El Tesoro de EE. UU. propone las reglas para aplicar la Ley GENIUS a las stablecoins

El Departamento del Tesoro de Estados Unidos presentó una propuesta normativa para implementar la Ley GENIUS, una ley que define quién puede emitir payment stablecoins en el país y bajo qué condiciones pueden ofrecerse stablecoins emitidas en el extranjero a usuarios estadounidenses. La propuesta abre ahora un periodo de comentarios públicos antes de que las reglas avancen hacia su forma final.
En su comunicado oficial, el Tesoro señaló que el aviso de propuesta regulatoria busca aterrizar las disposiciones de la ley para emisores y plataformas. Entre los puntos centrales figuran las definiciones de “issued” y “offered”, términos que, según el análisis de un experto jurídico citado en redes, resultan clave para delimitar el alcance real de la norma.
Fechas de aplicación y ventana para comentarios
La propuesta también fija un calendario de implementación escalonado. De acuerdo con la cobertura compartida por analistas en X, el Tesoro plantea un plazo de 60 días para comentarios públicos. Además, el borrador establece que a partir del 18 de enero de 2027 las entidades, en general, no podrán emitir payment stablecoins en EE. UU. sin una licencia adecuada.
Más adelante, desde el 18 de julio de 2028, los proveedores de servicios de activos digitales, en términos generales, no podrán ofrecer payment stablecoins a usuarios estadounidenses salvo que hayan sido emitidas por emisores con licencia. Esa secuencia sugiere una transición regulatoria gradual, más que un cambio inmediato en el mercado.

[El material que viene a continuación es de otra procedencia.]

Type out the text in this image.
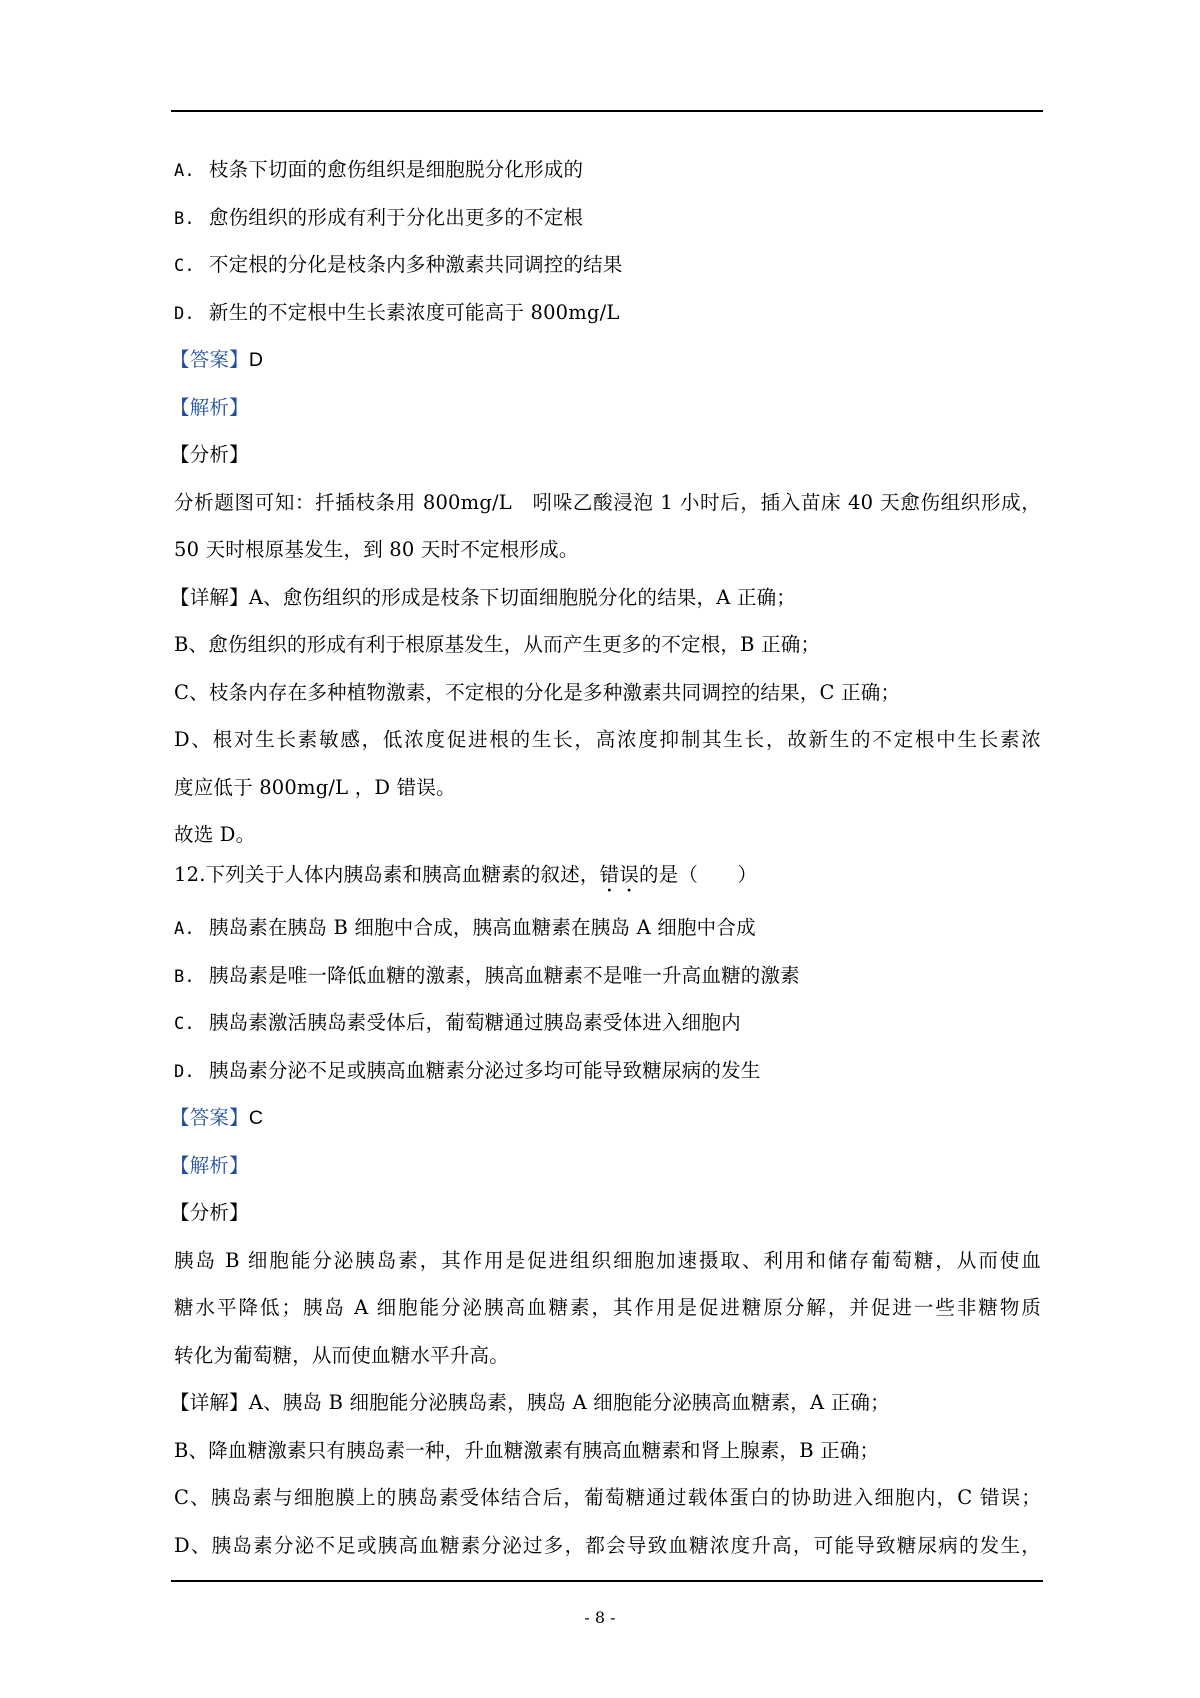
A. 枝条下切面的愈伤组织是细胞脱分化形成的
B. 愈伤组织的形成有利于分化出更多的不定根
C. 不定根的分化是枝条内多种激素共同调控的结果
D. 新生的不定根中生长素浓度可能高于 800mg/L
【答案】D
【解析】
【分析】
分析题图可知：扦插枝条用 800mg/L　吲哚乙酸浸泡 1 小时后，插入苗床 40 天愈伤组织形成，
50 天时根原基发生，到 80 天时不定根形成。
【详解】A、愈伤组织的形成是枝条下切面细胞脱分化的结果，A 正确；
B、愈伤组织的形成有利于根原基发生，从而产生更多的不定根，B 正确；
C、枝条内存在多种植物激素，不定根的分化是多种激素共同调控的结果，C 正确；
D、根对生长素敏感，低浓度促进根的生长，高浓度抑制其生长，故新生的不定根中生长素浓
度应低于 800mg/L ，D 错误。
故选 D。
12.下列关于人体内胰岛素和胰高血糖素的叙述，错误的是（　　）
A. 胰岛素在胰岛 B 细胞中合成，胰高血糖素在胰岛 A 细胞中合成
B. 胰岛素是唯一降低血糖的激素，胰高血糖素不是唯一升高血糖的激素
C. 胰岛素激活胰岛素受体后，葡萄糖通过胰岛素受体进入细胞内
D. 胰岛素分泌不足或胰高血糖素分泌过多均可能导致糖尿病的发生
【答案】C
【解析】
【分析】
胰岛 B 细胞能分泌胰岛素，其作用是促进组织细胞加速摄取、利用和储存葡萄糖，从而使血
糖水平降低；胰岛 A 细胞能分泌胰高血糖素，其作用是促进糖原分解，并促进一些非糖物质
转化为葡萄糖，从而使血糖水平升高。
【详解】A、胰岛 B 细胞能分泌胰岛素，胰岛 A 细胞能分泌胰高血糖素，A 正确；
B、降血糖激素只有胰岛素一种，升血糖激素有胰高血糖素和肾上腺素，B 正确；
C、胰岛素与细胞膜上的胰岛素受体结合后，葡萄糖通过载体蛋白的协助进入细胞内，C 错误；
D、胰岛素分泌不足或胰高血糖素分泌过多，都会导致血糖浓度升高，可能导致糖尿病的发生，
- 8 -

El texto difundido por el Tesoro también apunta a que la norma distinguiría entre emisores locales y stablecoins emitidas fuera de Estados Unidos, con efectos distintos según quién emite el activo y cómo se ofrece al público. Esa separación es uno de los puntos que más atención ha generado entre los observadores legales del sector.
El alcance legal de “issued” y “offered”
La precisión de esas definiciones puede resultar decisiva. Josh Lawler destacó en X que los términos “issued” y “offered” están en el centro de la discusión, porque una interpretación demasiado amplia podría extender el alcance de la norma más allá de lo previsto. En su lectura, una definición imprecisa incluso podría llevar a que emisores extranjeros queden sujetos a reglas estadounidenses por factores como la ubicación de servidores, un punto que por ahora se plantea como advertencia interpretativa y no como efecto confirmado.
Por eso, el proceso de comentarios podría ser tan relevante como la propia propuesta. En este tipo de marcos regulatorios, la redacción final suele definir con más claridad qué actores quedan cubiertos, qué licencias aplican y cómo se trata la distribución de stablecoins de terceros países en el mercado estadounidense.
La propuesta del Tesoro no implica todavía la entrada en vigor definitiva de las reglas, pero sí marca el inicio formal del proceso para convertir la Ley GENIUS en un esquema operativo para emisores, plataformas y proveedores de servicios que manejen stablecoins de pago en Estados Unidos.